Why were they so thrilled? Well, for one, Mykhailiuk had arguably the most impressive workout of any player they brought in during the predraft process, which was an extensive list indeed.
But while that session almost assuredly had an impact on the team, valuing workouts too much over a players’ entire body of work is dangerous, and the Lakers say they didn’t fall prey to such a pitfall. As outlined by Mike Trudell of Lakers.com, players like Mykhailiuk are exactly what Johnson has been after for a while:
Meanwhile, Johnson has been coveting Mykhailiuk’s primary skill since he took the job.

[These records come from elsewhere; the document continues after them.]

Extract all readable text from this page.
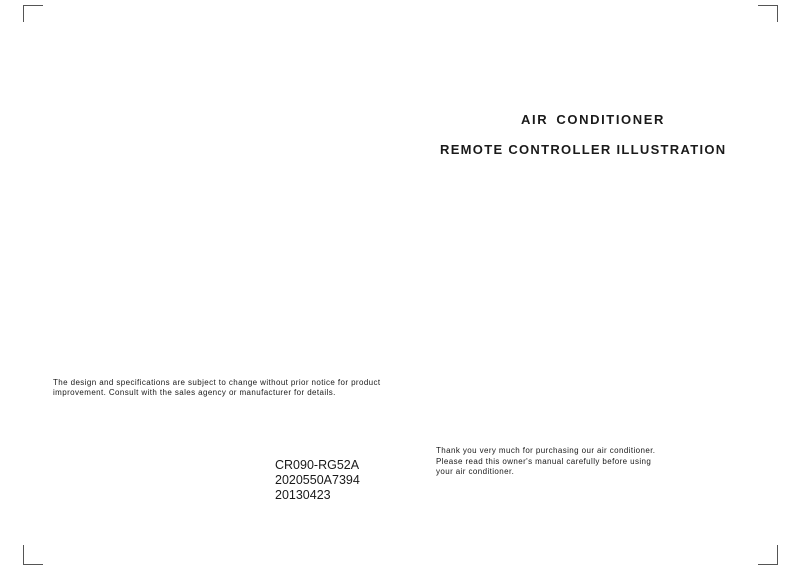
AIR CONDITIONER
REMOTE CONTROLLER ILLUSTRATION
The design and specifications are subject to change without prior notice for product improvement. Consult with the sales agency or manufacturer for details.
CR090-RG52A
2020550A7394
20130423
Thank you very much for purchasing our air conditioner.
Please read this owner's manual carefully before using
your air conditioner.
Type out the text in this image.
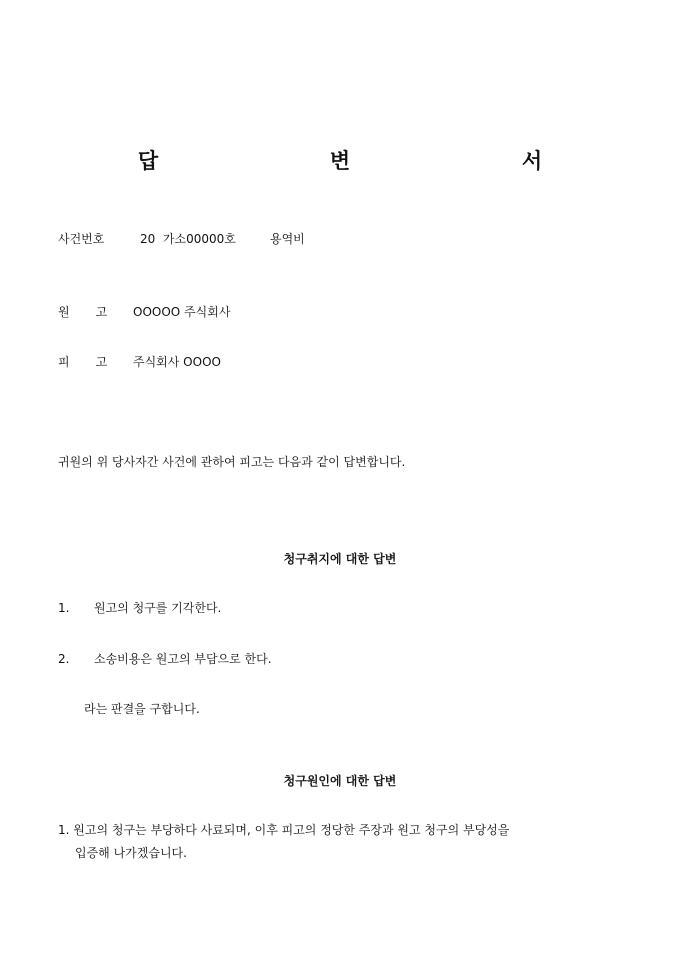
답	변	서
사건번호	20  가소00000호	용역비
원 고 OOOOO 주식회사
피 고 주식회사 OOOO
귀원의 위 당사자간 사건에 관하여 피고는 다음과 같이 답변합니다.
청구취지에 대한 답변
1. 원고의 청구를 기각한다.
2. 소송비용은 원고의 부담으로 한다.
라는 판결을 구합니다.
청구원인에 대한 답변
1. 원고의 청구는 부당하다 사료되며, 이후 피고의 정당한 주장과 원고 청구의 부당성을
입증해 나가겠습니다.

“Magic has preached over and over again adding shooting to our core,” said Pelinka. “He’s a 20-year-old player that was really one of the best knock down shooters we had in our building during the draft process. Beautiful stroke.”
Mykhailiuk has gotten a lot of attention for that shooting stroke, as to be expected for a player who shot 40.9 percent from behind the arc during his four seasons at Kansas. However, that stat might also (somehow) be understating just how good Mykhailiuk is as a shooter.
Friend of the site and burner account for a sentient calculator Cranjis McBasketball has more:
Svi's catch & shoot open 3-point percentage by season:— Cranjis McBasketball (@T1m_NBA) June 22, 2018
Freshman: 55% (on tiny sample)
So long story short, Mykhailiuk can shoot the lights out. But can he do anything else? He’ll have to if he wants to do anything close to approaching the level of value brought by the player he models himself after:
“I would probably say Klay Thompson cause we’re the same height and the same body and same style of the game.”— ESPNLosAngeles (@ESPNLosAngeles) June 23, 2018
- @Sviat_10 on who he models his game after
It’s fitting that Mykhailiuk brings up Thompson, because much of the skepticism over this pick — and Mykhailiuk’s future value — is centered on if he can be more that just a shooter. Thompson is one of the best defensive guards in the league, but for right now, it would be enough for Mykhailiuk to just defend well enough to stay on the floor.
Pelinka, who called Mykhailiuk “a tough guy,” seems to think he can.
Pelinka cited times in the NCAA Tourney where Mykhailiuk – who is 6’7’’ – guarded elite players like Marvin Bagley (2nd overall pick), and didn’t back down.
Cranjis — who dedicated an entire, worth-your-time thread to Mykhailiuk’s defense — says the film he watched backs that up:
Early Svi defensive notes:— Cranjis McBasketball (@T1m_NBA) June 22, 2018
- Closes out v well
- He's exactly where you want him positionally like 95% of the time
- Tags roll men & recovers well
- I'm seeing him do a lot of talking & pointing to switch
- Defends w/feet, doesn't commit dumb fouls on drives
- Hops around on D
If Mykhailiuk can subvert the expectations about his defense to just be “not actively hurtful” on that end, then it would seem like he’s a lock to find some minutes for a Lakers team starved for shooting. Should it come to pass, such a scenario also sounds like exactly what Johnson and Pelinka envisioned when he fell to them in the draft.